The Tree as a Heritage: On Archiving the Unwavering Heart of a Community

Obu Nanka
Photo credit: Dr. Ikenna Ezeasor

It began with a request that felt more like a summons: to archive a tree. Not just any tree, but an ancestral Iroko, a living library whose roots were tangled deep in the memory of a people. My first instinct was to seek the proper channels. I reached out to Dr Ijeoma Onyejekwe of the National Museum of Unity, Enugu, inquiring about the formal processes for preserving an endangered natural and cultural relic. The paperwork, the classifications, all the necessary scaffolding.

But with that roadmap secured, a more profound question emerged: How do we give this tree a life beyond its physical form? How do we let its story breathe beyond the boundaries of the community that venerates it? This is where the mission deepened. While my colleagues at Afrochives Studio committed to documenting its formidable presence on film, capturing the play of light on its ancient bark, the solemn space beneath its canopy, I felt called to do something else. I would listen, and I would tell its story.

And here is the first, humbling lesson such a tree teaches you: do not assume the village surrounding it is its host. It is, very often, the other way round.

Let me tell you about Obu Nanka.

Estimated to be 350 years old, this legendary Osisị Orji (Iroko tree) is not merely located in Nanka; it is a pillar of its history. No one truly knows if the tree hosts the community or the community hosts the tree. What is certain is that Obu has witnessed more moons and suns than any living human or animal. It has silently observed community wars, heard the first cries of births and the last sighs of deaths. It has watched the landscape and culture shift like sand, while its own seven branches remained, perpetually reaching for the sun. At its roots, generations of Nanka people have knelt, imploring this ancient witness to draw from its vast memory—from its time as a sapling in a different world—and bless them, connecting their chi to its enduring strength.

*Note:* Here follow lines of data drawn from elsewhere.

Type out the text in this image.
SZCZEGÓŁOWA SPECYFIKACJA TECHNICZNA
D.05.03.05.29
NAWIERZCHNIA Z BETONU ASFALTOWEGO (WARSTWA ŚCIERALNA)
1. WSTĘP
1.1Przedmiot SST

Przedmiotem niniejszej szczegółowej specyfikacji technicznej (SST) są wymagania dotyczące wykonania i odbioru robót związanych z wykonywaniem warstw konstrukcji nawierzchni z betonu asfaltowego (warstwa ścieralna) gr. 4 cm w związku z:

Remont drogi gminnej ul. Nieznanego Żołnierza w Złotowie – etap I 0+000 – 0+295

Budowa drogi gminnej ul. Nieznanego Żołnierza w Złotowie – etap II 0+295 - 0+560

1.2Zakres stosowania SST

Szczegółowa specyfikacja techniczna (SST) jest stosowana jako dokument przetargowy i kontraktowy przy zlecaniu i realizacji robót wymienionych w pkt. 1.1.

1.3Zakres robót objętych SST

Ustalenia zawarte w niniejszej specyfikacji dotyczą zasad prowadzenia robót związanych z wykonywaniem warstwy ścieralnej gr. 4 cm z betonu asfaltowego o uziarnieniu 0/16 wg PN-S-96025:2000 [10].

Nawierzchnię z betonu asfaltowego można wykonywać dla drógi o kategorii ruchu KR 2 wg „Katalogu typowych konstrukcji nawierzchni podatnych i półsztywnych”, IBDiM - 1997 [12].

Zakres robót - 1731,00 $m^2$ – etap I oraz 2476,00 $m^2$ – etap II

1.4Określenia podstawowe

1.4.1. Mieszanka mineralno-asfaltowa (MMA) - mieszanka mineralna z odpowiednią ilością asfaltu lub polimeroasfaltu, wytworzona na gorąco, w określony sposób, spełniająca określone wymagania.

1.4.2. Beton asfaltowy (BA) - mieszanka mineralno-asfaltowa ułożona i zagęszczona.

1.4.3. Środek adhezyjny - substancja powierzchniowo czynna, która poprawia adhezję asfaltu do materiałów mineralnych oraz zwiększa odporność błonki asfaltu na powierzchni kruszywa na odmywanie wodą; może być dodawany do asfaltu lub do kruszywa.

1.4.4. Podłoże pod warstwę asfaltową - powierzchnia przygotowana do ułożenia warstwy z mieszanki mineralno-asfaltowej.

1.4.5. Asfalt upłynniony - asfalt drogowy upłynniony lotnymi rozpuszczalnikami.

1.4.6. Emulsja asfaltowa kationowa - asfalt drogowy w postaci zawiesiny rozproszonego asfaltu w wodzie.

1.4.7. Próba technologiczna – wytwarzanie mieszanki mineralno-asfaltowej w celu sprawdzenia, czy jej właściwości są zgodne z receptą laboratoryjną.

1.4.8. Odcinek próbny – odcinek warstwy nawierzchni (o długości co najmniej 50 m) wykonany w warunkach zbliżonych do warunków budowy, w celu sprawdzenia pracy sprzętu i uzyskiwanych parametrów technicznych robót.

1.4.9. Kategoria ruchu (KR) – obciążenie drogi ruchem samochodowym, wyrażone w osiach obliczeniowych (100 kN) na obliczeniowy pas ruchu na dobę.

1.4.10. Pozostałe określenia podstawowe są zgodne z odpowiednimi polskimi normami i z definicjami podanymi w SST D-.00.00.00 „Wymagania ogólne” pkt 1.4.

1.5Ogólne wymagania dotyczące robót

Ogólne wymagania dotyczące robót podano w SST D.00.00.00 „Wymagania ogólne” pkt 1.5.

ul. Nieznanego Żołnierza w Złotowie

Located in Umuezigwe, Umudala Ward 1, Orumba North, Anambra State (GPS: 6.0518980, 7.0700498), Obu’s story is woven into the very survival of the town. Legend recounts a time of war when Nanka sought to eliminate the village of Umudala but repeatedly failed. The people noticed a sign: despite the conflict, none of the tree's seven branches, each representing one of the seven villages, Umudala included, had broken or fallen. The unity of the tree mirrored an unbreakable truth. An oracle was consulted. The chief priest posed a question: “If you remove the heart of a living being, will it survive?” The answer was clear: it would not. “Umudala,” the priest revealed, “is the heart of Nanka.” To harm it would be to ensure the town’s downfall, a truth already evident in Obu's steadfast, skyward-reaching branches.

The magnificent Iroko, with its seven branches representing Nanka’s seven villages, became the ultimate symbol of this unity. It was more than a symbol; it was a utility of survival. It is said the tree stored rains from centuries past within its rings, making it a perfect alcove for summoning rain—a trapped river in rings of wood that freed its people in times of drought.

So revered is Obu that its very physique became an oracle. Its branches were the Afa (oracle) that spoke to the masses. When one broke, the people knew Obu had seen into the future and was prophesying into the present.

In Obu, the people of Nanka have preserved their heritage and collective memory. To cut it down would be to rip out their heart. And so, with Obu standing unwavering through centuries, seasons, and generations, the people who might not use the word “conservation”, have found a sacred bark upon which to etch their origins.

This is what we seek to archive: not just a tree, but a steadfast heartbeat. A rooted, breathing chronicle. This is our act of witness, so that even as winds change, the story of Obu Nanka continues to breathe.